Debemos, pues, asumir el riesgo de no prepararnos adecuadamente para una guerra total, preparando, en cambio, la paz que haga tal guerra innecesaria. Este planteamiento nos ayuda, de paso, a resolver algunos de los falsos dilemas con que los poderes quieren arrinconar a sus ciudadanos en su propaganda. Estos poderes, bajo capa democrática, han desarrollado durante decenios ―al margen del ciudadano de a pie y del Magisterio de la Iglesia― políticas que no han buscado construir la paz, sino incrementar el lucro y el poder de unos pocos a costa de generar miseria y sufrimiento en el mundo, agudizando las tensiones y aumentando el riesgo de guerra. Pero cuando alguna de estas tensiones estalla en forma de agresión bélica, ponen al ciudadano en el brete de apoyar la guerra y el aumento de la carrera de armamentos o ponerse del lado del agresor. Es decir, lo sitúan ante un dilema que no ha creado, en un campo de juego o «campo de estructuración» que otro ha construido para él y en el que, por otra parte, todas las decisiones tomadas o por tomar estaban y están fuera de su alcance: el poder hará lo que tiene previsto hacer diga lo que diga el ciudadano (¿acaso si lo pidiera cesarían sus políticas de poder y lucro ‒que alimentan la guerra‒ o renunciarían a la carrera armamentística?). Lo que están pidiendo es que vendamos (bajo presión) el alma al diablo. Es perfectamente legítimo (y una obligación moral) no entrar en esa falsa lógica.

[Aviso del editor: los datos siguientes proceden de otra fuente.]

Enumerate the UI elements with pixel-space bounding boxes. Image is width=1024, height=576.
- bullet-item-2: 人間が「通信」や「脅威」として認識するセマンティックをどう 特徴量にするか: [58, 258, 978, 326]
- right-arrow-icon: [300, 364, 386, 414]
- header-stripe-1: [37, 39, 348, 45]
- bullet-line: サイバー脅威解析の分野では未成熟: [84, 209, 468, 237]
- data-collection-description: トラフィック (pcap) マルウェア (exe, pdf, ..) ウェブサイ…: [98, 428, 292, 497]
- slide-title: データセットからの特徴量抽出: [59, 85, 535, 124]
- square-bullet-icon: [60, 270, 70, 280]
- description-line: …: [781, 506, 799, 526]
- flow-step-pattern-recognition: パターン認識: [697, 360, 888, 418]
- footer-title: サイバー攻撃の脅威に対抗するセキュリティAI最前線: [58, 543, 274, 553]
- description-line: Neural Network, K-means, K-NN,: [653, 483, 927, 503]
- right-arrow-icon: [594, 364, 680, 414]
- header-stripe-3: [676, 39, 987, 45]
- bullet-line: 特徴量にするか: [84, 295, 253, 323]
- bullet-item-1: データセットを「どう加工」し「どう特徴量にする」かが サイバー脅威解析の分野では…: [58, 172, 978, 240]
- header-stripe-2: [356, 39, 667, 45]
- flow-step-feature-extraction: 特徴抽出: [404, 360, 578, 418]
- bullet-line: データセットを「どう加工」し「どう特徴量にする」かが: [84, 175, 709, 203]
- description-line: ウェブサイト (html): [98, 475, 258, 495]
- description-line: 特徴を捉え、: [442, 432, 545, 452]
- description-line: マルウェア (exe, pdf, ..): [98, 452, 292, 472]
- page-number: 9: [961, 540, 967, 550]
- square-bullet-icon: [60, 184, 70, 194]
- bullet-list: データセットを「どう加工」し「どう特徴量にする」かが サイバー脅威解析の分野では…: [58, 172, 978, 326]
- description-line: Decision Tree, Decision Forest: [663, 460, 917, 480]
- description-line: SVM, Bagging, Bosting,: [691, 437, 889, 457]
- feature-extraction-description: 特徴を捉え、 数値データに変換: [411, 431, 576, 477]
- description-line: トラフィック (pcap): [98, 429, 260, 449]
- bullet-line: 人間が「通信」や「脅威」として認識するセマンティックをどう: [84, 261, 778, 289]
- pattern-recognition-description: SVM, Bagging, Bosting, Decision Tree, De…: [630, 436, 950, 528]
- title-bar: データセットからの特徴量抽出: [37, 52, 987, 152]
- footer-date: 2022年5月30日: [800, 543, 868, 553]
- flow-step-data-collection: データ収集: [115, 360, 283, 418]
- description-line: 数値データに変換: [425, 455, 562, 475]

El Magisterio, sin dejar de reconocer el derecho (e, incluso, el deber) de los Estados a tener un ejército (afirmando que «los poderes públicos tienen […] el derecho y el deber de imponer a los ciudadanos las obligaciones necesarias para la defensa nacional», § 2310 CIC), niega que la preparación para la guerra mediante la carrera de armamentos sea la finalidad principal de una sociedad justa; antes bien, la finalidad ha de ser la lucha por la paz, aunque ello suponga asumir riesgos. Es significativo, en este sentido, que los párrafos dedicados a la guerra justa estén situados en el apartado del Catecismo dedicado a la «Defensa de la Paz» y, en concreto, en el sub-apartado «evitar la guerra» donde se mencionan, junto a la legítima defensa, la lucha por la justicia y el rechazo a la carrera de armamentos.

Más allá de una defensa justificada: la justa lucha por la paz

La llamada a luchar por la paz y no preparar la guerra no es una llamada a «seguir con nuestras cosas». Si bien no toda defensa armada es injusta, tampoco es justa cualquier «paz». Hay una paz que es aborrecible, la «paz de los cementerios» que resulta de la represión brutal, la muerte y la ausencia de toda resistencia o libertad. En este sentido, el Magisterio afirma que «la paz no es sólo ausencia de guerra y no se limita a asegurar el equilibrio de fuerzas adversas. La paz no puede alcanzarse en la tierra, sin la salvaguardia de los bienes de las personas, la libre comunicación entre los seres humanos, el respeto de la dignidad de las personas y de los pueblos, la práctica asidua de la fraternidad… Es obra de la justicia (cf. Is 32, 17) y efecto de la caridad (cf. GS 78, 1-2)» (CIC § 2304). Pues que no hay paz en la tierra, aventuremos nuestra vida en esta lucha desarmada y desarmante.